Sec 105 of SOPA threatens freedom of health speech, aligns with FDA Trilateral Cooperation Charter to potentially eliminate access to dietary supplements
by: Ethan A. Huff
Thursday, January 19, 2012
Identifying threats to health freedom and freedom of health speech often requires connecting the dots between seemingly unrelated verbiage in one piece of legislation and a trade agreement, for instance, or reading between the lines to identify the full intent or scope of a provision or phrase added to an unrelated bill. And this is the case with the Stop Online Privacy Act (SOPA), which contains language that could one day target websites that sell, promote, or otherwise talk about the benefits of dietary supplements.

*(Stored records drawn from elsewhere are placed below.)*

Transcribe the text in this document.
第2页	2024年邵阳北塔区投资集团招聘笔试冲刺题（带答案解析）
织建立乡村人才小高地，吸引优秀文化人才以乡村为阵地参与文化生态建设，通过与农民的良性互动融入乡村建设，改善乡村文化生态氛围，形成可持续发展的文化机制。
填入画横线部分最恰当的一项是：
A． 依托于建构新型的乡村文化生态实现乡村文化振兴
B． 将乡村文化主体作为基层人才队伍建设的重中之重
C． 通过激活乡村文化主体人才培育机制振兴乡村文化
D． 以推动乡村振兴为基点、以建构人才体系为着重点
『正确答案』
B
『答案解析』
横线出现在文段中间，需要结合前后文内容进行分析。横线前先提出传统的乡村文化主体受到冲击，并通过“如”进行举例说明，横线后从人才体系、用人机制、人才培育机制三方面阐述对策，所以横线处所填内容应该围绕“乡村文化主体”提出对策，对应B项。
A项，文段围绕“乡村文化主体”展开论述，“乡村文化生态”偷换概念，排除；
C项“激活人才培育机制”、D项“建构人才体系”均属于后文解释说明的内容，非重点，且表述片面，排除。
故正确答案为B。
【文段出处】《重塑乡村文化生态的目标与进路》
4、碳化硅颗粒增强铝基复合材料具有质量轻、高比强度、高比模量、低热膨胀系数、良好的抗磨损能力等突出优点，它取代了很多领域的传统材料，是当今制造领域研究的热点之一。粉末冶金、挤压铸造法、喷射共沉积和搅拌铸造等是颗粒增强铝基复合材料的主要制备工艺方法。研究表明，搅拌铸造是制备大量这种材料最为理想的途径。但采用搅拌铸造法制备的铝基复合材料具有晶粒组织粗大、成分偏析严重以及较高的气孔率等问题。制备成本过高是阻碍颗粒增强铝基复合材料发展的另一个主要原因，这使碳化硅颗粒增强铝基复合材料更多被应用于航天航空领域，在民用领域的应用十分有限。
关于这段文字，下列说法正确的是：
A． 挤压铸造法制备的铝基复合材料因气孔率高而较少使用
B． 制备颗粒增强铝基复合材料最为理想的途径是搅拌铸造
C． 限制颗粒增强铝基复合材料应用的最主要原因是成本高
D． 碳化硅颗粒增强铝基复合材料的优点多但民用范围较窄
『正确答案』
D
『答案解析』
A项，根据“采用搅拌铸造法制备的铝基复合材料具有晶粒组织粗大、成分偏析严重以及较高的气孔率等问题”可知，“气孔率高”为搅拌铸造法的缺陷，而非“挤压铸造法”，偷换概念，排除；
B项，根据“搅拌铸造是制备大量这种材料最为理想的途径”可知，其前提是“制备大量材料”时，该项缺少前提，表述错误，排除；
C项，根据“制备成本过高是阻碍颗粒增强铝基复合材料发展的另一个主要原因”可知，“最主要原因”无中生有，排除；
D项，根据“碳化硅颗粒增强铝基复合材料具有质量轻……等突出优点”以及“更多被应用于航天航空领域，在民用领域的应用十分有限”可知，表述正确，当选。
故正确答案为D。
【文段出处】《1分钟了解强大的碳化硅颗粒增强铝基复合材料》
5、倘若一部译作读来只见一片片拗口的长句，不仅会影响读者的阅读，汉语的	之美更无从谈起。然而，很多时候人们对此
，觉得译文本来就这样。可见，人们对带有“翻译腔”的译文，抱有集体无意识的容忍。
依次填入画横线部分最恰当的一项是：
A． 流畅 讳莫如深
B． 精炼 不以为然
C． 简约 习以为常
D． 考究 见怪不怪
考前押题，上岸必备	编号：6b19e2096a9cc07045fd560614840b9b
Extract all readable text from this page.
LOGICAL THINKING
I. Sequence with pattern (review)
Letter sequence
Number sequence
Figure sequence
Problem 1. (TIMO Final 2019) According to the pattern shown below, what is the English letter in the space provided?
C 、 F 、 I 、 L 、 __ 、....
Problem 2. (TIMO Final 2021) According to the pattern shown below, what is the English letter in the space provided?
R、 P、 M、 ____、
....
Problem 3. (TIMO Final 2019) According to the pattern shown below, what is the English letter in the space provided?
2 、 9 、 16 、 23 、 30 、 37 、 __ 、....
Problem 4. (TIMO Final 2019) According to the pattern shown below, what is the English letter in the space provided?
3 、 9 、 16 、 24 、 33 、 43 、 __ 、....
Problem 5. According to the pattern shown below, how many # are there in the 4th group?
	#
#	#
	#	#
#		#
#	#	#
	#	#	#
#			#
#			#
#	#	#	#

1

Section 105 of SOPA, entitled Immunity for Taking Voluntary Action Against Sites that Endanger Public Health, provisions that service providers, network providers, advertising services, search engines, domain name registry services, and other parties that handle internet content will be immune from prosecution should they decide to arbitrarily pull sites that “endanger the public health.”
What is considered an endangerment of public health in SOPA? Websites that offer, sell, dispense, or distribute prescription medications without valid prescriptions, or sites that do the same with prescription medications that have been “adulterated or misbranded,” according to the section. The definitions of “misbranded,” “prescription medication,” “drug,” and “valid prescription,” are also notated with references in the Federal Food, Drug, and Cosmetic Act, and the Controlled Substances Act.